The observation returned by the `PlancraftEnvironment` class is a dictionary with the following keys: `inventory` and `image`. The `inventory` key contains a dictionary with the slot number as the key and the item in the slot as the value (eg {"type": "iron_ingot", "quantity": 2}). The `image` key contains a numpy array representing the image of the inventory.

The observation returned by the `Evaluator` class is a dictionary with the following keys: `inventory`, `image`, `message`, and `target`. The `message` key contains a string representing the environment formatted in text (we follow the annotation scheme described in our paper). The `target` key contains a string representing the target object to be crafted.

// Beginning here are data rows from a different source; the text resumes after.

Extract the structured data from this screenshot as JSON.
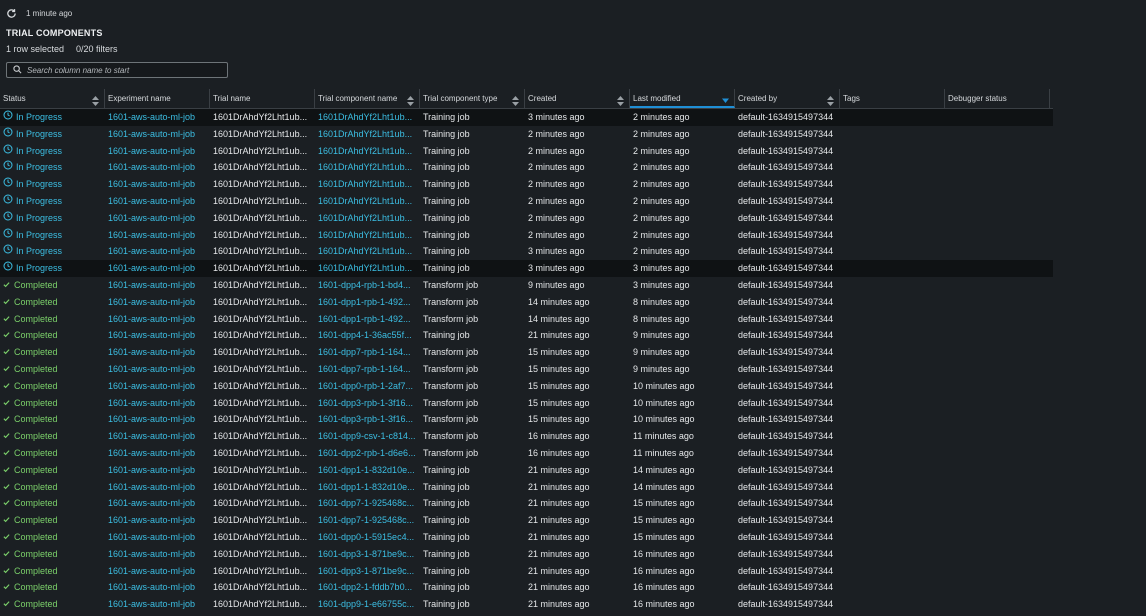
{
  "refresh": {
    "label": "1 minute ago"
  },
  "title": "TRIAL COMPONENTS",
  "selection": {
    "rows": "1 row selected",
    "filters": "0/20 filters"
  },
  "search": {
    "placeholder": "Search column name to start"
  },
  "columns": [
    {
      "label": "Status",
      "sortable": true
    },
    {
      "label": "Experiment name",
      "sortable": false
    },
    {
      "label": "Trial name",
      "sortable": false
    },
    {
      "label": "Trial component name",
      "sortable": true
    },
    {
      "label": "Trial component type",
      "sortable": true
    },
    {
      "label": "Created",
      "sortable": true
    },
    {
      "label": "Last modified",
      "sortable": true,
      "active": true
    },
    {
      "label": "Created by",
      "sortable": true
    },
    {
      "label": "Tags",
      "sortable": false
    },
    {
      "label": "Debugger status",
      "sortable": false
    }
  ],
  "colors": {
    "link": "#3cbfe4",
    "completed": "#7bd06a",
    "active_sort": "#1f8fd6"
  },
  "rows": [
    {
      "status": "In Progress",
      "experiment": "1601-aws-auto-ml-job",
      "trial": "1601DrAhdYf2Lht1ub...",
      "component": "1601DrAhdYf2Lht1ub...",
      "type": "Training job",
      "created": "3 minutes ago",
      "modified": "2 minutes ago",
      "created_by": "default-1634915497344",
      "dark": true
    },
    {
      "status": "In Progress",
      "experiment": "1601-aws-auto-ml-job",
      "trial": "1601DrAhdYf2Lht1ub...",
      "component": "1601DrAhdYf2Lht1ub...",
      "type": "Training job",
      "created": "2 minutes ago",
      "modified": "2 minutes ago",
      "created_by": "default-1634915497344"
    },
    {
      "status": "In Progress",
      "experiment": "1601-aws-auto-ml-job",
      "trial": "1601DrAhdYf2Lht1ub...",
      "component": "1601DrAhdYf2Lht1ub...",
      "type": "Training job",
      "created": "2 minutes ago",
      "modified": "2 minutes ago",
      "created_by": "default-1634915497344"
    },
    {
      "status": "In Progress",
      "experiment": "1601-aws-auto-ml-job",
      "trial": "1601DrAhdYf2Lht1ub...",
      "component": "1601DrAhdYf2Lht1ub...",
      "type": "Training job",
      "created": "2 minutes ago",
      "modified": "2 minutes ago",
      "created_by": "default-1634915497344"
    },
    {
      "status": "In Progress",
      "experiment": "1601-aws-auto-ml-job",
      "trial": "1601DrAhdYf2Lht1ub...",
      "component": "1601DrAhdYf2Lht1ub...",
      "type": "Training job",
      "created": "2 minutes ago",
      "modified": "2 minutes ago",
      "created_by": "default-1634915497344"
    },
    {
      "status": "In Progress",
      "experiment": "1601-aws-auto-ml-job",
      "trial": "1601DrAhdYf2Lht1ub...",
      "component": "1601DrAhdYf2Lht1ub...",
      "type": "Training job",
      "created": "2 minutes ago",
      "modified": "2 minutes ago",
      "created_by": "default-1634915497344"
    },
    {
      "status": "In Progress",
      "experiment": "1601-aws-auto-ml-job",
      "trial": "1601DrAhdYf2Lht1ub...",
      "component": "1601DrAhdYf2Lht1ub...",
      "type": "Training job",
      "created": "2 minutes ago",
      "modified": "2 minutes ago",
      "created_by": "default-1634915497344"
    },
    {
      "status": "In Progress",
      "experiment": "1601-aws-auto-ml-job",
      "trial": "1601DrAhdYf2Lht1ub...",
      "component": "1601DrAhdYf2Lht1ub...",
      "type": "Training job",
      "created": "2 minutes ago",
      "modified": "2 minutes ago",
      "created_by": "default-1634915497344"
    },
    {
      "status": "In Progress",
      "experiment": "1601-aws-auto-ml-job",
      "trial": "1601DrAhdYf2Lht1ub...",
      "component": "1601DrAhdYf2Lht1ub...",
      "type": "Training job",
      "created": "3 minutes ago",
      "modified": "2 minutes ago",
      "created_by": "default-1634915497344"
    },
    {
      "status": "In Progress",
      "experiment": "1601-aws-auto-ml-job",
      "trial": "1601DrAhdYf2Lht1ub...",
      "component": "1601DrAhdYf2Lht1ub...",
      "type": "Training job",
      "created": "3 minutes ago",
      "modified": "3 minutes ago",
      "created_by": "default-1634915497344",
      "dark": true
    },
    {
      "status": "Completed",
      "experiment": "1601-aws-auto-ml-job",
      "trial": "1601DrAhdYf2Lht1ub...",
      "component": "1601-dpp4-rpb-1-bd4...",
      "type": "Transform job",
      "created": "9 minutes ago",
      "modified": "3 minutes ago",
      "created_by": "default-1634915497344"
    },
    {
      "status": "Completed",
      "experiment": "1601-aws-auto-ml-job",
      "trial": "1601DrAhdYf2Lht1ub...",
      "component": "1601-dpp1-rpb-1-492...",
      "type": "Transform job",
      "created": "14 minutes ago",
      "modified": "8 minutes ago",
      "created_by": "default-1634915497344"
    },
    {
      "status": "Completed",
      "experiment": "1601-aws-auto-ml-job",
      "trial": "1601DrAhdYf2Lht1ub...",
      "component": "1601-dpp1-rpb-1-492...",
      "type": "Transform job",
      "created": "14 minutes ago",
      "modified": "8 minutes ago",
      "created_by": "default-1634915497344"
    },
    {
      "status": "Completed",
      "experiment": "1601-aws-auto-ml-job",
      "trial": "1601DrAhdYf2Lht1ub...",
      "component": "1601-dpp4-1-36ac55f...",
      "type": "Training job",
      "created": "21 minutes ago",
      "modified": "9 minutes ago",
      "created_by": "default-1634915497344"
    },
    {
      "status": "Completed",
      "experiment": "1601-aws-auto-ml-job",
      "trial": "1601DrAhdYf2Lht1ub...",
      "component": "1601-dpp7-rpb-1-164...",
      "type": "Transform job",
      "created": "15 minutes ago",
      "modified": "9 minutes ago",
      "created_by": "default-1634915497344"
    },
    {
      "status": "Completed",
      "experiment": "1601-aws-auto-ml-job",
      "trial": "1601DrAhdYf2Lht1ub...",
      "component": "1601-dpp7-rpb-1-164...",
      "type": "Transform job",
      "created": "15 minutes ago",
      "modified": "9 minutes ago",
      "created_by": "default-1634915497344"
    },
    {
      "status": "Completed",
      "experiment": "1601-aws-auto-ml-job",
      "trial": "1601DrAhdYf2Lht1ub...",
      "component": "1601-dpp0-rpb-1-2af7...",
      "type": "Transform job",
      "created": "15 minutes ago",
      "modified": "10 minutes ago",
      "created_by": "default-1634915497344"
    },
    {
      "status": "Completed",
      "experiment": "1601-aws-auto-ml-job",
      "trial": "1601DrAhdYf2Lht1ub...",
      "component": "1601-dpp3-rpb-1-3f16...",
      "type": "Transform job",
      "created": "15 minutes ago",
      "modified": "10 minutes ago",
      "created_by": "default-1634915497344"
    },
    {
      "status": "Completed",
      "experiment": "1601-aws-auto-ml-job",
      "trial": "1601DrAhdYf2Lht1ub...",
      "component": "1601-dpp3-rpb-1-3f16...",
      "type": "Transform job",
      "created": "15 minutes ago",
      "modified": "10 minutes ago",
      "created_by": "default-1634915497344"
    },
    {
      "status": "Completed",
      "experiment": "1601-aws-auto-ml-job",
      "trial": "1601DrAhdYf2Lht1ub...",
      "component": "1601-dpp9-csv-1-c814...",
      "type": "Transform job",
      "created": "16 minutes ago",
      "modified": "11 minutes ago",
      "created_by": "default-1634915497344"
    },
    {
      "status": "Completed",
      "experiment": "1601-aws-auto-ml-job",
      "trial": "1601DrAhdYf2Lht1ub...",
      "component": "1601-dpp2-rpb-1-d6e6...",
      "type": "Transform job",
      "created": "16 minutes ago",
      "modified": "11 minutes ago",
      "created_by": "default-1634915497344"
    },
    {
      "status": "Completed",
      "experiment": "1601-aws-auto-ml-job",
      "trial": "1601DrAhdYf2Lht1ub...",
      "component": "1601-dpp1-1-832d10e...",
      "type": "Training job",
      "created": "21 minutes ago",
      "modified": "14 minutes ago",
      "created_by": "default-1634915497344"
    },
    {
      "status": "Completed",
      "experiment": "1601-aws-auto-ml-job",
      "trial": "1601DrAhdYf2Lht1ub...",
      "component": "1601-dpp1-1-832d10e...",
      "type": "Training job",
      "created": "21 minutes ago",
      "modified": "14 minutes ago",
      "created_by": "default-1634915497344"
    },
    {
      "status": "Completed",
      "experiment": "1601-aws-auto-ml-job",
      "trial": "1601DrAhdYf2Lht1ub...",
      "component": "1601-dpp7-1-925468c...",
      "type": "Training job",
      "created": "21 minutes ago",
      "modified": "15 minutes ago",
      "created_by": "default-1634915497344"
    },
    {
      "status": "Completed",
      "experiment": "1601-aws-auto-ml-job",
      "trial": "1601DrAhdYf2Lht1ub...",
      "component": "1601-dpp7-1-925468c...",
      "type": "Training job",
      "created": "21 minutes ago",
      "modified": "15 minutes ago",
      "created_by": "default-1634915497344"
    },
    {
      "status": "Completed",
      "experiment": "1601-aws-auto-ml-job",
      "trial": "1601DrAhdYf2Lht1ub...",
      "component": "1601-dpp0-1-5915ec4...",
      "type": "Training job",
      "created": "21 minutes ago",
      "modified": "15 minutes ago",
      "created_by": "default-1634915497344"
    },
    {
      "status": "Completed",
      "experiment": "1601-aws-auto-ml-job",
      "trial": "1601DrAhdYf2Lht1ub...",
      "component": "1601-dpp3-1-871be9c...",
      "type": "Training job",
      "created": "21 minutes ago",
      "modified": "16 minutes ago",
      "created_by": "default-1634915497344"
    },
    {
      "status": "Completed",
      "experiment": "1601-aws-auto-ml-job",
      "trial": "1601DrAhdYf2Lht1ub...",
      "component": "1601-dpp3-1-871be9c...",
      "type": "Training job",
      "created": "21 minutes ago",
      "modified": "16 minutes ago",
      "created_by": "default-1634915497344"
    },
    {
      "status": "Completed",
      "experiment": "1601-aws-auto-ml-job",
      "trial": "1601DrAhdYf2Lht1ub...",
      "component": "1601-dpp2-1-fddb7b0...",
      "type": "Training job",
      "created": "21 minutes ago",
      "modified": "16 minutes ago",
      "created_by": "default-1634915497344"
    },
    {
      "status": "Completed",
      "experiment": "1601-aws-auto-ml-job",
      "trial": "1601DrAhdYf2Lht1ub...",
      "component": "1601-dpp9-1-e66755c...",
      "type": "Training job",
      "created": "21 minutes ago",
      "modified": "16 minutes ago",
      "created_by": "default-1634915497344"
    }
  ]
}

When using `PlancraftGymWrapper`, the observation contains at minimum a `text` key with the text observation, and may include `inventory`, `target`, and `image` keys depending on the action result.

### Implementing a Model

To implement a model for use with the `Evaluator`, you need to subclass the `PlancraftBaseModel` class and implement the `step` and `reset` method. See the `plancraft.models.dummy` module for an example of how to implement a basic model.

For use with `PlancraftGymWrapper`, you can implement any agent function that processes the observation and returns an action string.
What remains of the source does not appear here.